Despite all that, PKI has its valid uses. There’s a reason it’s been a defacto standard in some places for decades. Let’s evaluate.

  • Already Using It
    If you’ve already built infrastructure for PKI, you may as well continue to take advantage of it. Most commonly, internal CAs in the corporate world are used to identify devices more so than users. In an 802.1x network, device certificates can be used to prove that a device belongs on a network. Extending into issuing user certificates for authenticating into cloud environments is a decision to consider, especially for your more sensitive workloads. This allows for certificates to be mapped back to both users and devices to authenticate to various relying parties.
  • S/MIME or Document Signing
    In the Federal space in particular, certs are used to sign all the things. Documents are signed with a certificate, S/MIME is used for signed/encrypted email communications. If your organization is already doing this, and has a properly built PKI, extending this to user authentication could be a natural choice.
  • Meeting IAL/AAL requirements
    Certificates have the benefit of storing information beyond just a username. There’s a ton of fields you can take advantage of to present additional data, which can help with IAL and AAL requirements. NIST SP 800-63B3.3 (Assurance Level 3) show factor towards cryptographic authentication with a memorized secret (a smartcard/CAC). Further, information related to IAL3 (800-63A 2.2) can be stored. These fields also enable the huge amount of interoperability required in these environments. These may come issued in the form of an ECA cert (well beyond the scope of this article).

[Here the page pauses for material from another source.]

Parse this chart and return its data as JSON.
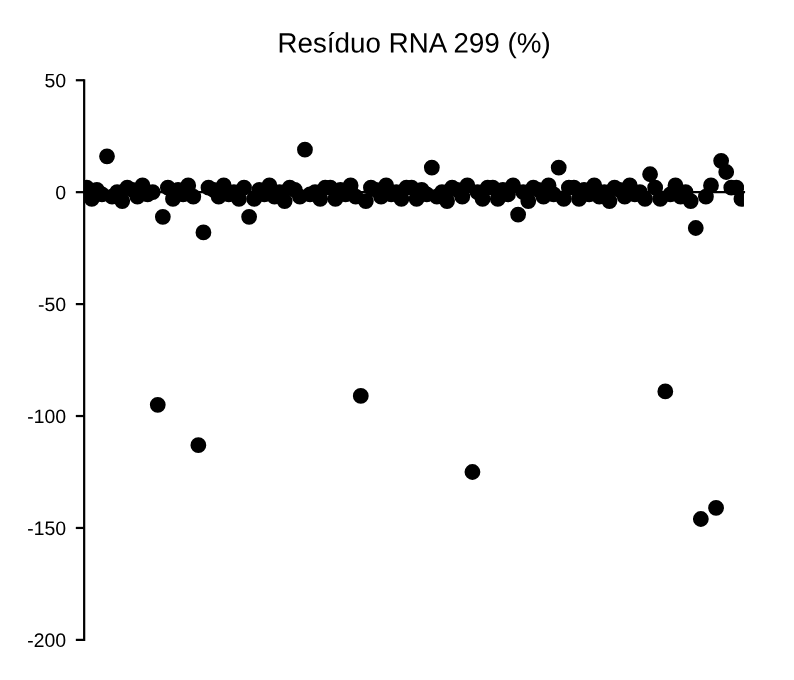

    Example of subject fields (given name, surname, etc) on a user cert.

    Example of subject fields (given name, surname, etc) on a user cert.

  • Interoperability
    I already alluded to this one in the last bullet. The independent nature of certificate trust lets us do some pretty neat stuff. For example, my tenant is cloud only with no AD/AD Connect deployment. My CA is issued entirely separate of any other identity system, yet I can logon with my user cert. That’s because the CA is in and of itself an entity, that I can tell AAD (or any other certificate based system I own) to trust for authentication purposes. Being able to pass key information like Given Name, organization, etc. allows a lot of flexibility for systems that can’t integrate in a more traditional fashion. The need for this is very rare in the SMB space but can be handy in some instances. I wouldn’t necessarily recommend it, but you could go so far as to assign trust to an ECA root to allow contractors to use an ECA token to login to Azure AD resources.

Should I start from scratch?

For fun, sure! Test it out! However, if you haven’t met one of the use cases above, I probably wouldn’t. FIDO2 uses a similar cryptographic method but uses only explicit trust. Each public key is tied specifically to the user and explicitly trusted by the relying party, and there is no implicit trust anywhere in the system. The benefit here is that it’s easy to setup (no CA to manage) and easy to revoke (just remove the key from the list). It also offers the same protection as a smart card type sign on with a PIN+key (PIN can be replaced with a biometric on some devices). FIDO2 and PKI also offer a basically identical level of phishing protection.